Accounting Board Sides with Secrecy Hawks on Classified Defense Spending
Intelligence agencies clash with IG on whether to keep more numbers from public.
A little-heralded accounting authority has for the first time waded into the debate over whether most of the government’s secret spending on national security should be made public.
The Federal Accounting Standards Advisory Board, which issues guidance to improve government financial reporting, last month issued draft guidance on handling the budgets for classified activities.
Seeking to balance the military’s need to protect secret operations against transparency advocates’ desire to scrutinize spending, FASAB sided with the crowd favoring less disclosure.
“In the recent past, information regarding the total amount budgeted for such classified activities was not publicly disclosed,” FASAB wrote in a July 12 proposed statement that incorporates comments from stakeholders in intelligence agencies, Congress and industry. “However, in the last decade, changes were made so that highly aggregated budget numbers for such activities would be made available,” though officials continued to believe that “disclosure of the disaggregated funding details would harm national security interests.”
The statement on preparing the General Purpose Federal Financial Report was requested by the Defense Department back in August 2016 as it was preparing for departmentwide financial audits.
In permitting “certain modifications and disclosures at both the component reporting entity level and at the governmentwide level,” its main conclusion was to allow “financial presentation and disclosure to accommodate user needs in a manner that does not impede national security.”
That permits modifications to budget documents if the changes do not affect net results of operations or a program’s net position.
Most important, some critics noted, the statement “allows a component reporting entity to be excluded from one reporting entity and consolidated into another reporting entity, and the effect of the modification may change the net results of operations and/or net position.”
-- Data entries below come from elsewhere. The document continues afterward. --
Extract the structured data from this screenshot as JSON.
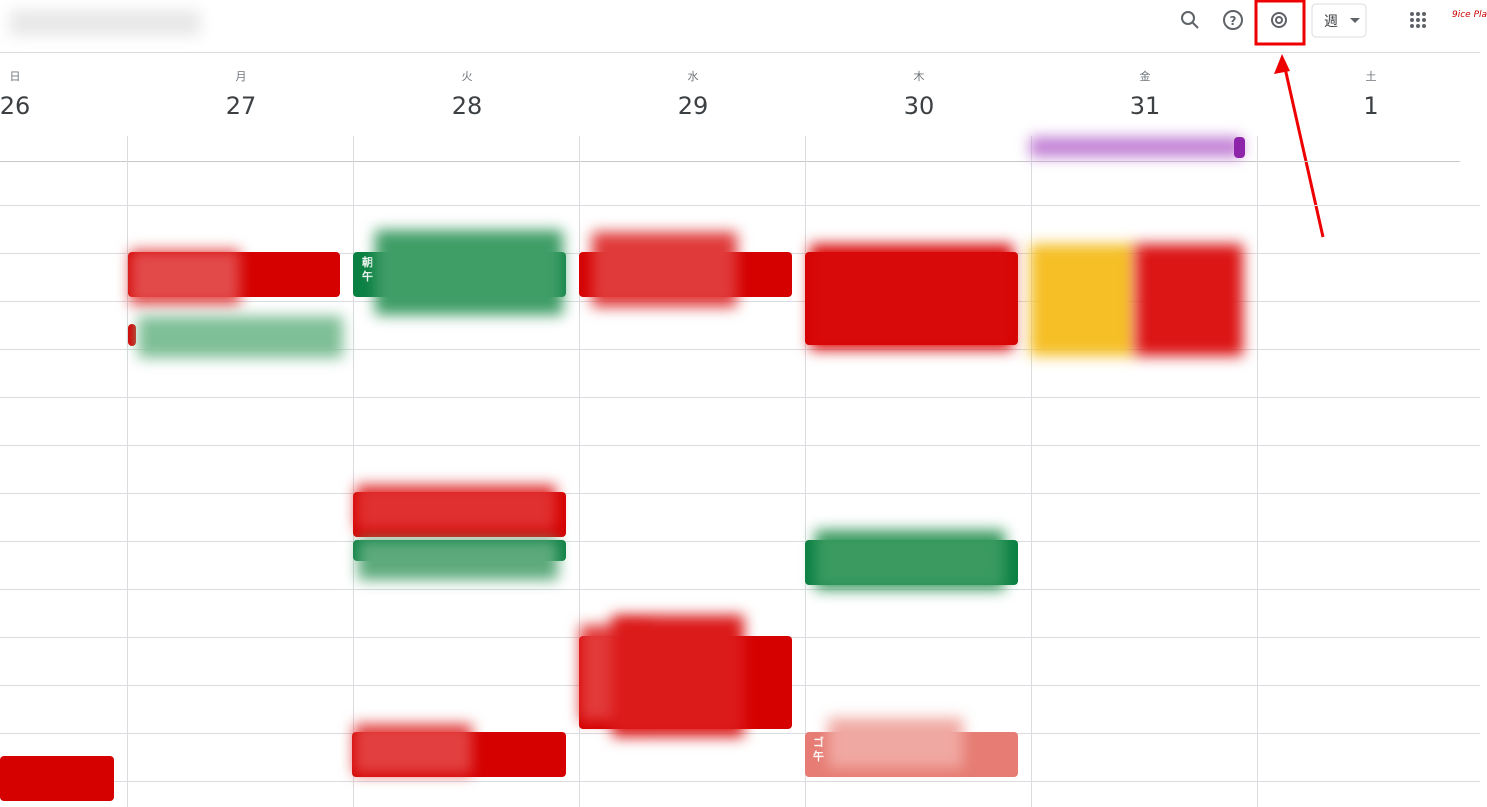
{
  "toolbar": {
    "view": "週",
    "logo": "9ice Pla"
  },
  "days": [
    {
      "weekday": "日",
      "date": "26"
    },
    {
      "weekday": "月",
      "date": "27"
    },
    {
      "weekday": "火",
      "date": "28"
    },
    {
      "weekday": "水",
      "date": "29"
    },
    {
      "weekday": "木",
      "date": "30"
    },
    {
      "weekday": "金",
      "date": "31"
    },
    {
      "weekday": "土",
      "date": "1"
    }
  ],
  "events": [
    {
      "line1": "朝",
      "line2": "午"
    },
    {
      "line1": "ゴ",
      "line2": "午"
    }
  ]
}
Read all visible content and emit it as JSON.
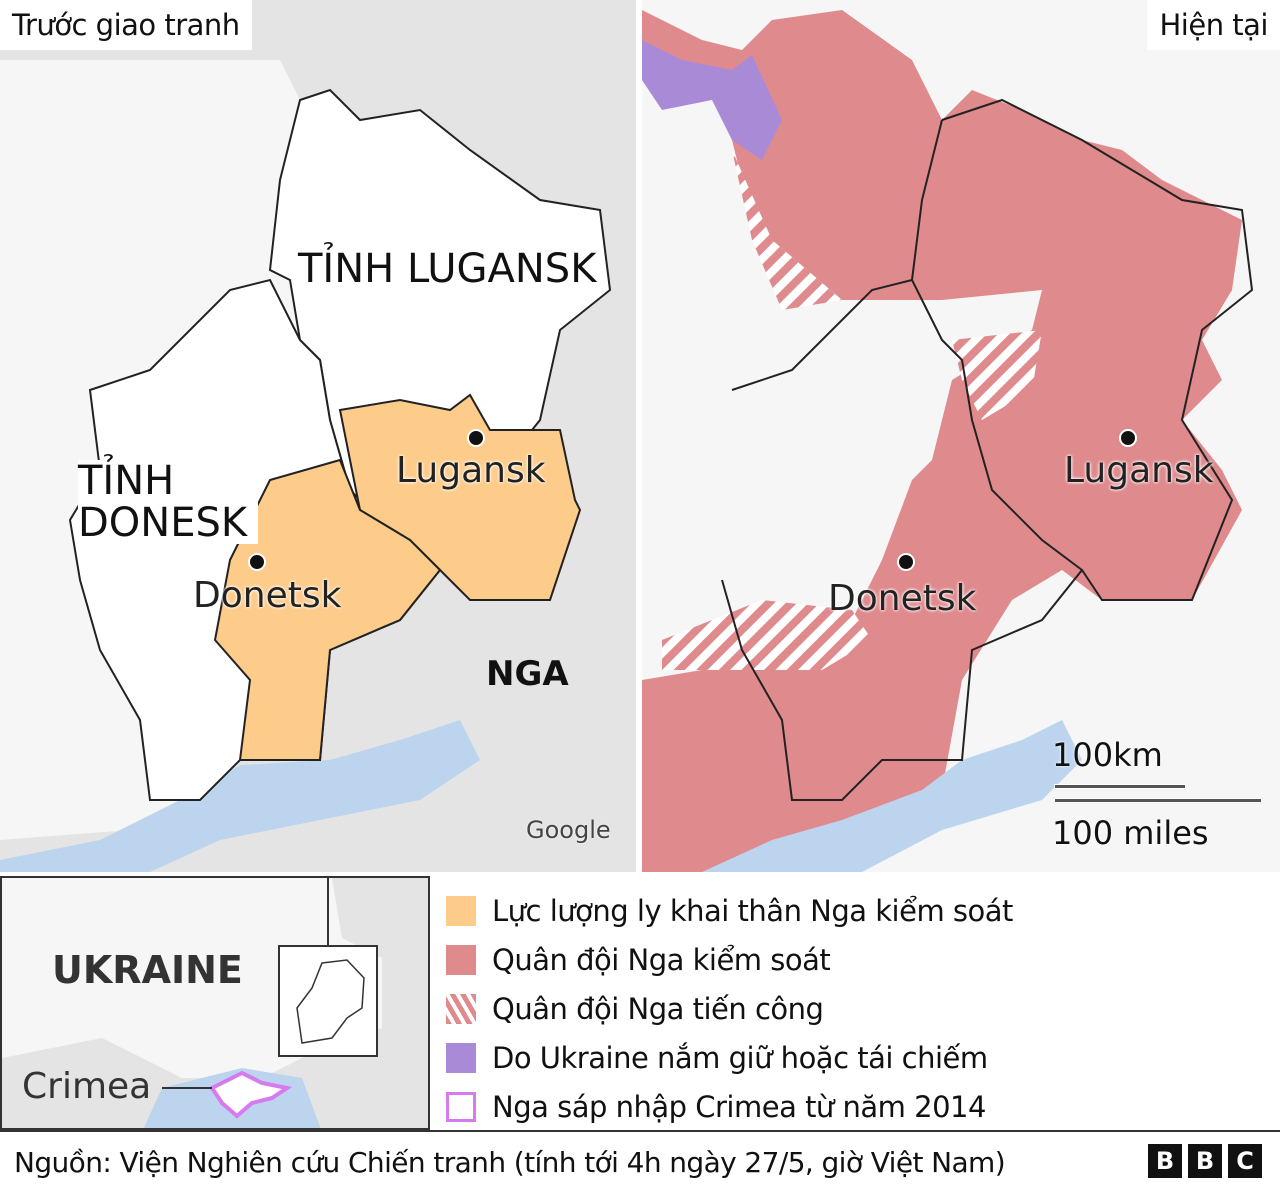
{
  "left_map": {
    "title": "Trước giao tranh",
    "region_lugansk": "TỈNH LUGANSK",
    "region_donetsk": "TỈNH DONESK",
    "city_lugansk": "Lugansk",
    "city_donetsk": "Donetsk",
    "country": "NGA",
    "attribution": "Google"
  },
  "right_map": {
    "title": "Hiện tại",
    "city_lugansk": "Lugansk",
    "city_donetsk": "Donetsk",
    "scale_km": "100km",
    "scale_miles": "100 miles"
  },
  "inset": {
    "country": "UKRAINE",
    "crimea": "Crimea"
  },
  "legend": {
    "items": [
      {
        "label": "Lực lượng ly khai thân Nga kiểm soát",
        "color": "#fdcb8a"
      },
      {
        "label": "Quân đội Nga kiểm soát",
        "color": "#df8a8d"
      },
      {
        "label": "Quân đội Nga tiến công",
        "color": "#df8a8d"
      },
      {
        "label": "Do Ukraine nắm giữ hoặc tái chiếm",
        "color": "#a98ad6"
      },
      {
        "label": "Nga sáp nhập Crimea từ năm 2014",
        "color": "#d67af0"
      }
    ]
  },
  "footer": {
    "source": "Nguồn: Viện Nghiên cứu Chiến tranh (tính tới 4h ngày 27/5, giờ Việt Nam)",
    "logo": [
      "B",
      "B",
      "C"
    ]
  }
}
Modifications of reporting standards are allowed to “prevent the disclosure of classified information,” the guidance said, but future actions should be guided by the statement so that reporting entities would be allowed to “issue unclassified, publicly available financial statements that comply with accounting standards.”
The advisory board in late July and early August held a pair of classified reading sessions confined to agency stakeholders with clearances and “a need to know.”
But the publicly released draft prompted Steven Aftergood, the secrecy specialist who blogs for the Federation of American Scientists, to complain in an Aug. 15 post that the new move by FASAB would allow agencies to “shield” classified programs in a “potentially misleading way.”
Scouring the published comments, he noted that the highly secretive CIA was notably pleased with the new flexibility, arguing “the protection of classified information and national security takes precedence over financial statements.”
But the DOD inspector general disagreed, warning that the new approach “jeopardizes the financial statements’ usefulness and provides financial managers with an arbitrary method of reporting accounting information.”
Also reacting negatively was the nonprofit Project on Government Oversight, which published a critique on its website headlined, “The Pentagon’s New Stealth Bookkeeping.”
“Lots of CIA spending used to be hidden in the Pentagon budget, and it’s still there—but we can’t find it anymore,” a veteran Capitol Hill budget specialist told POGO. He is worried that "the proposed accounting tweak will give the Pentagon free rein to use its so-called ‘unsupported adjustments’—known colloquially as ‘plugged figures’—that have long been used to mask Pentagon spending, dubious and otherwise.”
After it undergoes final tweaks, the statement is scheduled for approval in October by the FASAB’s sponsors—the Treasury secretary, the Comptroller General and the director of the Office of Management and Budget.